By the end of the ’80s, skaters had mastered the triple, symbolized by Brian Boitano‘s gold-medal winning performance at the 1988 Calgary Olympics. At those same games, silver medalist, Kurt Browning attempted to shock and awe with a quadruple salchow. He fell to the ice in the attempt, but he started the obsession of the 1990s – the perfect quad. Skaters would attempt, but end up under-rotating, landing on two skates, or simply crashing to the ice.

But skaters were oh-so-close. Many were hitting the quad perfectly in practice, but it took Russian skater, Ilia Kulik, at the 1998 Nagano Games, to finally land a quadruple salchow in Olympic competition, earning him gold in the singles figure skating competition.

Ilia Kulik
Ilia Kulik winning gold at the 1998 Nagano Winter Olympics

For nearly 20 years, the quadruple salchow has become a standard technique for the very best.
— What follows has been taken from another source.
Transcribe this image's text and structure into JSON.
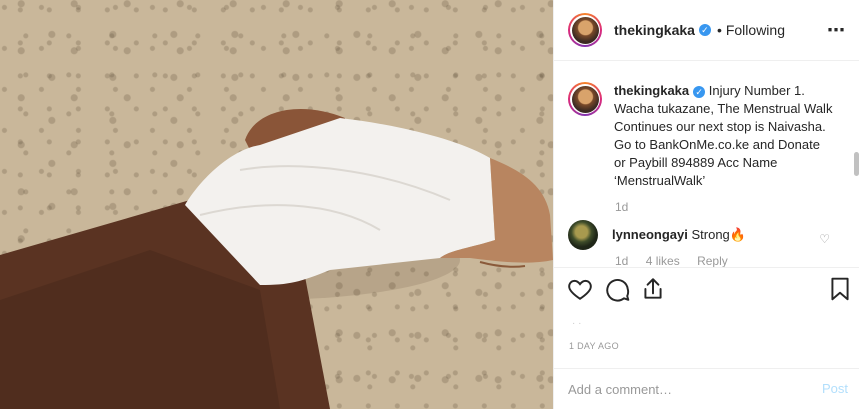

So the question begs – will we see a quintuple salchow in our lifetime? According to this Scientific American article, entitled “Is the Quintuple Jump in Figure Skating Physically Possible?” the short answer is, um…maybe.

A biochemist from the University of Delaware, James Richards says no. “The quad is the physical limit. To do a quint, we would have to have somebody built like a pencil, and they can’t get much smaller than they already are.”

But Tom Zakrajsek, a figure skating coach, believes it is, but with considerable risk to the physical health of the skater. To quote the Scientific American article:

Still, Zakrajsek is confident that certain skaters have the body build and skills to achieve it. But even so, many coaches don’t allow skaters to attempt the quintuple due to the risks associated with falling while spinning at such high speeds and with such force. Even falling on a quadruple jump can take a serious toll on the body, Zakrajsek said. “In a quadruple jump, you are landing with seven times your body weight,” Zakrajsek said. “That is a lot of force. When they fall on a jump like that, some say it feels like their intestines end up in their throat.”